We’re roughly six months into this whole remote-work experiment now, and if you were hoping things would settle into a quiet steady state, that hasn’t happened. Usage of Zoom, Slack, and Microsoft Teams is still way above where it was back in February and March. This isn’t a temporary spike that faded once people got used to working from home — it looks more like a permanent shift in how a huge chunk of the workforce operates day to day.

Zoom in particular has had a wild year on the revenue side. The growth numbers coming out of the company have been the kind of thing that makes hardware and software vendors alike sit up and pay attention. A video app that most people outside of enterprise IT had barely heard of eighteen months ago is now a household name, verb-ified the way “Google it” became shorthand for search. That’s not nothing, and it’s clearly not lost on Microsoft or Slack, both of which have been shipping features at a pace that suggests genuine competitive panic rather than routine roadmap execution.

The feature arms race

The obvious battleground right now is anything that makes video calls feel less like staring at a grid of tired faces in front of a bookshelf. Virtual backgrounds have gone from novelty to near-default in a lot of meetings — partly for privacy, partly because not everyone wants coworkers staring at their actual living room. Breakout rooms are the other big one: splitting a large call into smaller discussion groups and then pulling everyone back together is a surprisingly hard problem to get right technically, and it’s become a checkbox feature that every platform now needs.

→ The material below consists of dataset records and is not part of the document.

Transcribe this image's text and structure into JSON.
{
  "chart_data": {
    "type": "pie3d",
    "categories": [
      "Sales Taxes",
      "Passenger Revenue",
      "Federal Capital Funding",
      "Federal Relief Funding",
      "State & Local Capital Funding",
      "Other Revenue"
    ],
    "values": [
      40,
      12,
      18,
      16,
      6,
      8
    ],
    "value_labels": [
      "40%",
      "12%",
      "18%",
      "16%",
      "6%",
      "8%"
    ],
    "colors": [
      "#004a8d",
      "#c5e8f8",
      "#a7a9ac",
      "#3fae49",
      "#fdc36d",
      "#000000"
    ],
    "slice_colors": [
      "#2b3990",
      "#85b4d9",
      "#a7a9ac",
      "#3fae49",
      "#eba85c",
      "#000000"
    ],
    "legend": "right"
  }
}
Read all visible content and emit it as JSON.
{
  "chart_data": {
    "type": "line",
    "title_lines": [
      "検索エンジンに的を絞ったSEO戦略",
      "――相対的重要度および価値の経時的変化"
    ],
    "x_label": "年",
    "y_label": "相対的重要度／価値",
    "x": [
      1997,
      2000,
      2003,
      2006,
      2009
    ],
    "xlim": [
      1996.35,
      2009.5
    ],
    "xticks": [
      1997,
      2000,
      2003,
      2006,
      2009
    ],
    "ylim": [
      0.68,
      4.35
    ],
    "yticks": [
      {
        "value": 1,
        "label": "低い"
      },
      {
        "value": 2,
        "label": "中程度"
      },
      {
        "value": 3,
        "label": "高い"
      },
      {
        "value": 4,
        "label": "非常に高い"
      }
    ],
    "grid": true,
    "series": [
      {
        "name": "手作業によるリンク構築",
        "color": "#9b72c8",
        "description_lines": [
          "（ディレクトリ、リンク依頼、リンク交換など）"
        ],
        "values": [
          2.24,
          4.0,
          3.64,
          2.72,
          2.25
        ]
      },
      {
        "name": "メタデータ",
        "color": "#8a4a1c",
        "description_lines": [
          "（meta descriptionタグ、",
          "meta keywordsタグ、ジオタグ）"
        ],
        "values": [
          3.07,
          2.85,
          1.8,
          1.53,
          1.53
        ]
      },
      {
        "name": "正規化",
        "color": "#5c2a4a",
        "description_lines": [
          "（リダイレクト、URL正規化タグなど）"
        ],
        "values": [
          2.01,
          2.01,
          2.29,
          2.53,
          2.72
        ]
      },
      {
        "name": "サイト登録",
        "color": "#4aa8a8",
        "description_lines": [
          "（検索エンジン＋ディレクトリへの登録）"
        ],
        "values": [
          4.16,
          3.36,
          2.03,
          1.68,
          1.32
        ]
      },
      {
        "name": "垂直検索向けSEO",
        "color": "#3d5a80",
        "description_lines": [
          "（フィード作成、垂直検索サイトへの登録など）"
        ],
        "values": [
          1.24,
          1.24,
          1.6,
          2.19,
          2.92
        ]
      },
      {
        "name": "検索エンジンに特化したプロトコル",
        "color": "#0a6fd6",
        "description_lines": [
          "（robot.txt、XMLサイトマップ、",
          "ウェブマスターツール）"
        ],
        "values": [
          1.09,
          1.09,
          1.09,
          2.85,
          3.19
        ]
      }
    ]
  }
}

Calendar integration is the less flashy but arguably more important front. The dream, as far as I can tell, is a world where you never have to think about which app a meeting lives in — you just see it on your calendar, click join, and the right tool opens. Microsoft has an obvious advantage here given how much of the corporate world already lives inside Outlook and Office 365, but Zoom and Slack aren’t ceding that ground without a fight, both leaning hard into integrations and add-ons of their own.

Where this leaves us

What strikes me is how little consolidation has happened despite all this competition. You’d think after six months companies would have picked a lane — one video tool, one chat tool — but in practice most workplaces I hear about are running two or three of these platforms simultaneously, often for no better reason than “that’s what this client uses” or “our sales team likes this one.” The tool sprawl is real, and I don’t see a strong signal yet from any single vendor that they’re about to win outright.

If anything, the next few months seem likely to bring more feature convergence rather than less — everyone copying everyone else’s best ideas until the products look increasingly similar under the hood. Whether that ends in one platform pulling away, or in permanent multi-tool fatigue for the rest of us, is still an open question.